# How do you simplify (x - 1)(-2x -5)(x - 8)?

Jun 2, 2017

See a solution process below:

#### Explanation:

To multiply these three terms, first, we need to multiply the two terms on the right by multiplying each individual term in the center parenthesis by each individual term in the right parenthesis.

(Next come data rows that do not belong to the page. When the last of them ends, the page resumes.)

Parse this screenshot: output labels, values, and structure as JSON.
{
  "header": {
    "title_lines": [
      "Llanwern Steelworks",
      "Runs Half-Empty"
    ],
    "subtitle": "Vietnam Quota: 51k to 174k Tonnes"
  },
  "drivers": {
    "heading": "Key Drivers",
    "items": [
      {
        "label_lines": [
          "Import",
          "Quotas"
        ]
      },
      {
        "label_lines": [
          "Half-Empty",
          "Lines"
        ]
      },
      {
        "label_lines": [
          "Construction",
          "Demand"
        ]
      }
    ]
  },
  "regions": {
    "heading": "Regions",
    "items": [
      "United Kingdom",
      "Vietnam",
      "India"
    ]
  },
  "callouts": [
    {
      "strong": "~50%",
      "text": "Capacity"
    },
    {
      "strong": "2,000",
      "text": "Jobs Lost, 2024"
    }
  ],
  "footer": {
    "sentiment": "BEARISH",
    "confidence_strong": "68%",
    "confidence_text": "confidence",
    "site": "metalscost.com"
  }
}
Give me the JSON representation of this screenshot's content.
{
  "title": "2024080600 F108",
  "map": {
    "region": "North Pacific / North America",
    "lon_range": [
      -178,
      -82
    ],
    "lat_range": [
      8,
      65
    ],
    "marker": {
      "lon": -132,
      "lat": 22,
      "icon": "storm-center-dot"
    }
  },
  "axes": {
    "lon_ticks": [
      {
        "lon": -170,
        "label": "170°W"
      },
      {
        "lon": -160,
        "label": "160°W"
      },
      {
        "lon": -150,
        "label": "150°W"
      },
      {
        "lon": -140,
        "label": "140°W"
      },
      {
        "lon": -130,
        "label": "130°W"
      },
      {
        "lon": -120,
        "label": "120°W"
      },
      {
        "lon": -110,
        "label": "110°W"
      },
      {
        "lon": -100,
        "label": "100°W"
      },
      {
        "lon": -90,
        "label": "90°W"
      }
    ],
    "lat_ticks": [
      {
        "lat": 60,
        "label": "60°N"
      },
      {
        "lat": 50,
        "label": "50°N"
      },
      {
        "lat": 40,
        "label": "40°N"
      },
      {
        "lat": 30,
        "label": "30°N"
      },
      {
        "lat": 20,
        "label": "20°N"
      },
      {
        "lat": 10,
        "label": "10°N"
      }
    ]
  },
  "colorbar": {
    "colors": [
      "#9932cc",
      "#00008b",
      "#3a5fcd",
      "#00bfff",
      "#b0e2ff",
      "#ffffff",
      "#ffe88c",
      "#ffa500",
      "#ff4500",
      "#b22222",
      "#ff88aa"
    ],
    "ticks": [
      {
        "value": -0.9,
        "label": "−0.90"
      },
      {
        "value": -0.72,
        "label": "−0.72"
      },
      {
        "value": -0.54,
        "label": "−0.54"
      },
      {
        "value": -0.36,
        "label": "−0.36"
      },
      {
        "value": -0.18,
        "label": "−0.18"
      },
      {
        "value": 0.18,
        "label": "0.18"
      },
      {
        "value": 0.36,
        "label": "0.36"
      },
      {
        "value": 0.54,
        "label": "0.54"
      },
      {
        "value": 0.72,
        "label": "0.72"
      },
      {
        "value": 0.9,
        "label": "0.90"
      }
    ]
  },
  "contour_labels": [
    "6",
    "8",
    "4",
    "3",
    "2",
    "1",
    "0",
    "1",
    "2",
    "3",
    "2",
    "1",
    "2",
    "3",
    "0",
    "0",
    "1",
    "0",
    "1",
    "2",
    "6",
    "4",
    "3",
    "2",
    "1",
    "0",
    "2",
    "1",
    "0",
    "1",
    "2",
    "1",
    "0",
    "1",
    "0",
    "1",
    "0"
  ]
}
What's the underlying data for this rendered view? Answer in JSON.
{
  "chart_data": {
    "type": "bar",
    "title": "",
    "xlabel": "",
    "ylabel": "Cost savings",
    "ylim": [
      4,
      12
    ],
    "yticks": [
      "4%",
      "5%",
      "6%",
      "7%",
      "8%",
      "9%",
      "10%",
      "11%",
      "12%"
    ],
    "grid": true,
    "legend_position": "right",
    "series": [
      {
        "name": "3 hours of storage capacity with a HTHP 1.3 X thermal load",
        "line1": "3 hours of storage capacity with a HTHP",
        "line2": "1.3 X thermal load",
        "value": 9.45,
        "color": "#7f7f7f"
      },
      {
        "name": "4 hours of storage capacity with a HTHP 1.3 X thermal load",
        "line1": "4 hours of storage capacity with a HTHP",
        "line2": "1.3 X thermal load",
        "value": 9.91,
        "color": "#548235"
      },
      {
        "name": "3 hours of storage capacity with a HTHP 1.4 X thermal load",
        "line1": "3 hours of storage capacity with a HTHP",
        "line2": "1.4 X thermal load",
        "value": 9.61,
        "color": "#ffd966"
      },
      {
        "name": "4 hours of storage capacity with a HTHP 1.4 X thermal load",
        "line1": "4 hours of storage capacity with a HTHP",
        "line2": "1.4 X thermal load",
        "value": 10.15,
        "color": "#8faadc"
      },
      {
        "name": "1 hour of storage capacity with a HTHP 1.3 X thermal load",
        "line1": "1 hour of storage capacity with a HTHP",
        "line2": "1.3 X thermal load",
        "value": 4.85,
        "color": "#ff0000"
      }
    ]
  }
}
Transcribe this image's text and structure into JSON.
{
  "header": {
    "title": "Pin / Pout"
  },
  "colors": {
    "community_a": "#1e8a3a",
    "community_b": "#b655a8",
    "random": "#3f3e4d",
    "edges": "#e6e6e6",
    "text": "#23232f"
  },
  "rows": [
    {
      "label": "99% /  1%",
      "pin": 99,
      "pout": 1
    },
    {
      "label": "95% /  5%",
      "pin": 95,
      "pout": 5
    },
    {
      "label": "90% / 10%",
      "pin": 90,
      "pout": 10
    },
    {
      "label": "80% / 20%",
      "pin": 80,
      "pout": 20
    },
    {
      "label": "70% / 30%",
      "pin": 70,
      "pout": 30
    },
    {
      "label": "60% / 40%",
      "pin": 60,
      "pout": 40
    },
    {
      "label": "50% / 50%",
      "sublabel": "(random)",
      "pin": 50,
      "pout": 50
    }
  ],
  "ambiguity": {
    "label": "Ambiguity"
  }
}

$\left(x - 1\right) \left(\textcolor{red}{- 2 x} - \textcolor{red}{5}\right) \left(\textcolor{b l u e}{x} - \textcolor{b l u e}{8}\right)$ becomes:

$\left(x - 1\right) \left(\left(\textcolor{red}{- 2 x} \times \textcolor{b l u e}{x}\right) + \left(\textcolor{red}{2 x} \times \textcolor{b l u e}{8}\right) - \left(\textcolor{red}{5} \times \textcolor{b l u e}{x}\right) + \left(\textcolor{red}{5} \times \textcolor{b l u e}{8}\right)\right)$

$\left(x - 1\right) \left(- 2 {x}^{2} + 16 x - 5 x + 40\right)$

We can now combine like terms:

$\left(x - 1\right) \left(- 2 {x}^{2} + \left(16 - 5\right) x + 40\right)$

$\left(x - 1\right) \left(- 2 {x}^{2} + 11 x + 40\right)$

We can now multiply these two terms using the same method:

$\left(\textcolor{red}{x} - \textcolor{red}{1}\right) \left(\textcolor{b l u e}{- 2 {x}^{2}} + \textcolor{b l u e}{11 x} + \textcolor{b l u e}{40}\right)$ becomes:

$\left(\textcolor{red}{x} \times \textcolor{b l u e}{- 2 {x}^{2}}\right) + \left(\textcolor{red}{x} \times \textcolor{b l u e}{11 x}\right) + \left(\textcolor{red}{x} \times \textcolor{b l u e}{40}\right) + \left(\textcolor{red}{1} \times \textcolor{b l u e}{2 {x}^{2}}\right) - \left(\textcolor{red}{1} \times \textcolor{b l u e}{11 x}\right) - \left(\textcolor{red}{1} \times \textcolor{b l u e}{40}\right)$

$- 2 {x}^{3} + 11 {x}^{2} + 40 x + 2 {x}^{2} - 11 x - 40$

We can now group and combine like terms:

$- 2 {x}^{3} + 11 {x}^{2} + 2 {x}^{2} + 40 x - 11 x - 40$

$- 2 {x}^{3} + \left(11 + 2\right) {x}^{2} + \left(40 - 11\right) x - 40$

$- 2 {x}^{3} + 13 {x}^{2} + 29 x - 40$